Maintenance of laboratory records that are accurate and relevant requires good management practices and a clear designation of responsibilities. The success or failure of any public health or disease control initiative depends on establishing and maintaining a good information exchange system, with accurate and timely data being provided for appropriate action. The importance of good laboratory data management cannot be overstated.
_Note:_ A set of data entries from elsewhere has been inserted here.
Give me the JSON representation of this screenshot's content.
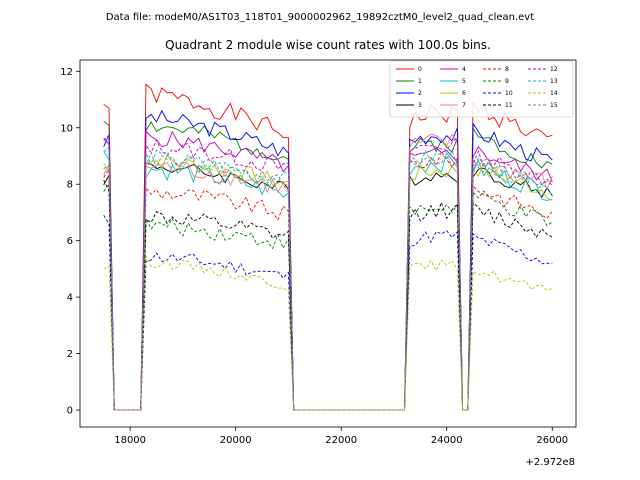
{
  "figure": {
    "suptitle": "Data file: modeM0/AS1T03_118T01_9000002962_19892cztM0_level2_quad_clean.evt",
    "offset_label": "+2.972e8"
  },
  "chart_data": {
    "type": "line",
    "title": "Quadrant 2 module wise count rates with 100.0s bins.",
    "xlabel": "",
    "ylabel": "",
    "x_offset": 297200000,
    "xlim": [
      17050,
      26450
    ],
    "ylim": [
      -0.6,
      12.4
    ],
    "xticks": [
      18000,
      20000,
      22000,
      24000,
      26000
    ],
    "xtick_labels": [
      "18000",
      "20000",
      "22000",
      "24000",
      "26000"
    ],
    "yticks": [
      0,
      2,
      4,
      6,
      8,
      10,
      12
    ],
    "ytick_labels": [
      "0",
      "2",
      "4",
      "6",
      "8",
      "10",
      "12"
    ],
    "grid": false,
    "legend_position": "top-right",
    "legend_columns": 4,
    "segments": [
      {
        "x_start": 17500,
        "x_end": 17600
      },
      {
        "x_start": 17700,
        "x_end": 18200
      },
      {
        "x_start": 18300,
        "x_end": 21000
      },
      {
        "x_start": 21100,
        "x_end": 23200
      },
      {
        "x_start": 23300,
        "x_end": 24200
      },
      {
        "x_start": 24300,
        "x_end": 24400
      },
      {
        "x_start": 24500,
        "x_end": 26000
      }
    ],
    "series": [
      {
        "name": "0",
        "color": "#ff0000",
        "dashed": false,
        "seed": 1,
        "levels": [
          10.8,
          0,
          10.5,
          0,
          10.3,
          0,
          10.2
        ],
        "noise": 0.35,
        "trend": [
          0.6,
          -0.8,
          -0.6
        ]
      },
      {
        "name": "1",
        "color": "#008000",
        "dashed": false,
        "seed": 2,
        "levels": [
          10.3,
          0,
          9.5,
          0,
          9.3,
          0,
          9.3
        ],
        "noise": 0.3,
        "trend": [
          0.5,
          -0.6,
          -0.6
        ]
      },
      {
        "name": "2",
        "color": "#0000ff",
        "dashed": false,
        "seed": 3,
        "levels": [
          9.5,
          0,
          9.8,
          0,
          9.6,
          0,
          9.4
        ],
        "noise": 0.3,
        "trend": [
          0.5,
          -0.7,
          -0.5
        ]
      },
      {
        "name": "3",
        "color": "#000000",
        "dashed": false,
        "seed": 4,
        "levels": [
          8.2,
          0,
          8.2,
          0,
          8.2,
          0,
          8.1
        ],
        "noise": 0.25,
        "trend": [
          0.4,
          -0.4,
          -0.4
        ]
      },
      {
        "name": "4",
        "color": "#c000c0",
        "dashed": false,
        "seed": 5,
        "levels": [
          9.4,
          0,
          9.2,
          0,
          8.9,
          0,
          8.8
        ],
        "noise": 0.3,
        "trend": [
          0.4,
          -0.6,
          -0.5
        ]
      },
      {
        "name": "5",
        "color": "#00bfbf",
        "dashed": false,
        "seed": 6,
        "levels": [
          9.0,
          0,
          8.2,
          0,
          8.7,
          0,
          8.3
        ],
        "noise": 0.35,
        "trend": [
          0.3,
          -0.6,
          -0.5
        ]
      },
      {
        "name": "6",
        "color": "#bfbf00",
        "dashed": false,
        "seed": 7,
        "levels": [
          8.7,
          0,
          8.5,
          0,
          8.4,
          0,
          8.3
        ],
        "noise": 0.3,
        "trend": [
          0.3,
          -0.5,
          -0.5
        ]
      },
      {
        "name": "7",
        "color": "#f08080",
        "dashed": false,
        "seed": 8,
        "levels": [
          8.4,
          0,
          8.3,
          0,
          9.4,
          0,
          8.6
        ],
        "noise": 0.35,
        "trend": [
          0.3,
          -0.5,
          -0.5
        ]
      },
      {
        "name": "8",
        "color": "#ff0000",
        "dashed": true,
        "seed": 9,
        "levels": [
          8.4,
          0,
          7.4,
          0,
          8.8,
          0,
          7.6
        ],
        "noise": 0.3,
        "trend": [
          0.3,
          -0.5,
          -0.6
        ]
      },
      {
        "name": "9",
        "color": "#008000",
        "dashed": true,
        "seed": 10,
        "levels": [
          8.0,
          0,
          6.2,
          0,
          7.1,
          0,
          7.3
        ],
        "noise": 0.3,
        "trend": [
          0.3,
          -0.3,
          -0.6
        ]
      },
      {
        "name": "10",
        "color": "#0000ff",
        "dashed": true,
        "seed": 11,
        "levels": [
          6.7,
          0,
          5.1,
          0,
          6.1,
          0,
          5.8
        ],
        "noise": 0.25,
        "trend": [
          0.3,
          -0.4,
          -0.5
        ]
      },
      {
        "name": "11",
        "color": "#000000",
        "dashed": true,
        "seed": 12,
        "levels": [
          8.0,
          0,
          6.5,
          0,
          7.0,
          0,
          6.8
        ],
        "noise": 0.3,
        "trend": [
          0.3,
          -0.4,
          -0.5
        ]
      },
      {
        "name": "12",
        "color": "#c000c0",
        "dashed": true,
        "seed": 13,
        "levels": [
          9.5,
          0,
          9.0,
          0,
          9.3,
          0,
          8.7
        ],
        "noise": 0.3,
        "trend": [
          0.3,
          -0.5,
          -0.5
        ]
      },
      {
        "name": "13",
        "color": "#00bfbf",
        "dashed": true,
        "seed": 14,
        "levels": [
          9.2,
          0,
          8.6,
          0,
          8.9,
          0,
          8.4
        ],
        "noise": 0.3,
        "trend": [
          0.3,
          -0.5,
          -0.5
        ]
      },
      {
        "name": "14",
        "color": "#bfbf00",
        "dashed": true,
        "seed": 15,
        "levels": [
          5.1,
          0,
          4.8,
          0,
          5.0,
          0,
          4.6
        ],
        "noise": 0.2,
        "trend": [
          0.4,
          -0.4,
          -0.4
        ]
      },
      {
        "name": "15",
        "color": "#808080",
        "dashed": true,
        "seed": 16,
        "levels": [
          8.8,
          0,
          8.5,
          0,
          8.8,
          0,
          8.5
        ],
        "noise": 0.3,
        "trend": [
          0.3,
          -0.5,
          -0.5
        ]
      }
    ]
  }
}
In order to create an efficient data management system, the following operational consideration should guide decision-making:
- The meaning of the information generated
- What information needs to be provided outside of the laboratory
- Who needs the information
- How frequently the information needs to be transmitted
- How frequently the data is analysed, summarised and distributed
Every laboratory will need to determine the processes and documentation required to transform data, records, and related laboratory activities into:
- Test results, provided in a report form, to the EPI programme and to the submitter or the organization that requested the testing
- Annual reports or progress reports for the director or head of the institute
- Summary reports consisting of activities and data that help justify continued support and funding
The documentation that is required to meet the goals above should be concise and complete, avoiding unnecessary information and excessive data entry to reduce omissions and errors.
The next step in data management is to decide how the information should be physically recorded and stored. All laboratories maintain laboratory results books or ledgers. These are often in the form of paper records, recorded line by line, with information entered into specific columns. Such records, or line-listings, contain all the information relating to the specimen or case.
For laboratories with a small workload, paper records are sufficient to meet all the reporting requirements. For laboratories with larger workloads it is often more convenient to establish a computer record system. In accordance with Regional network requirements, a simple spreadsheet system (using software such as Excel), reflecting the line-listing of paper records, may be sufficient for some laboratories. Although useful for some types of analysis, computer spreadsheets are not very easy to manipulate when using large amounts of information. For large amounts of information, it is better to establish a computer database.
The software and hardware selected to computerize laboratory record keeping is beyond the scope of this manual. However, the manager should seek out available options that provide low cost and that can be maintained through local expertise. At a minimum, the system should be user-friendly, allow rapid and accurate access to selected records, have the capability to perform simple calculations, such as frequencies and time intervals, and have functions available to create tables and graphs. Data entry should include drop-down menus where feasible.
Ideally, laboratory records systems should include:
- The ability to detect errors in the information entered
- Routine backup of data
- Routine analysis and reporting
In designing any recording and reporting system for laboratory results, it is essential to request input from colleagues in all areas related to disease surveillance and control so that the system is understood and functions well across departments and to higher levels of the organization. The information flow should be clearly established from one level to the next so that none of the intended recipients are missed. Information can also be “broadcast” or sent to several recipients at different levels at the same time.
Once a pattern of information flow is established, it is very important that it be followed without exception. The system should undergo review periodically to make sure that it is functioning well and whether improvements can be made. If any changes are made to the system, it is essential that all parties involved are informed of the changes and agree to them.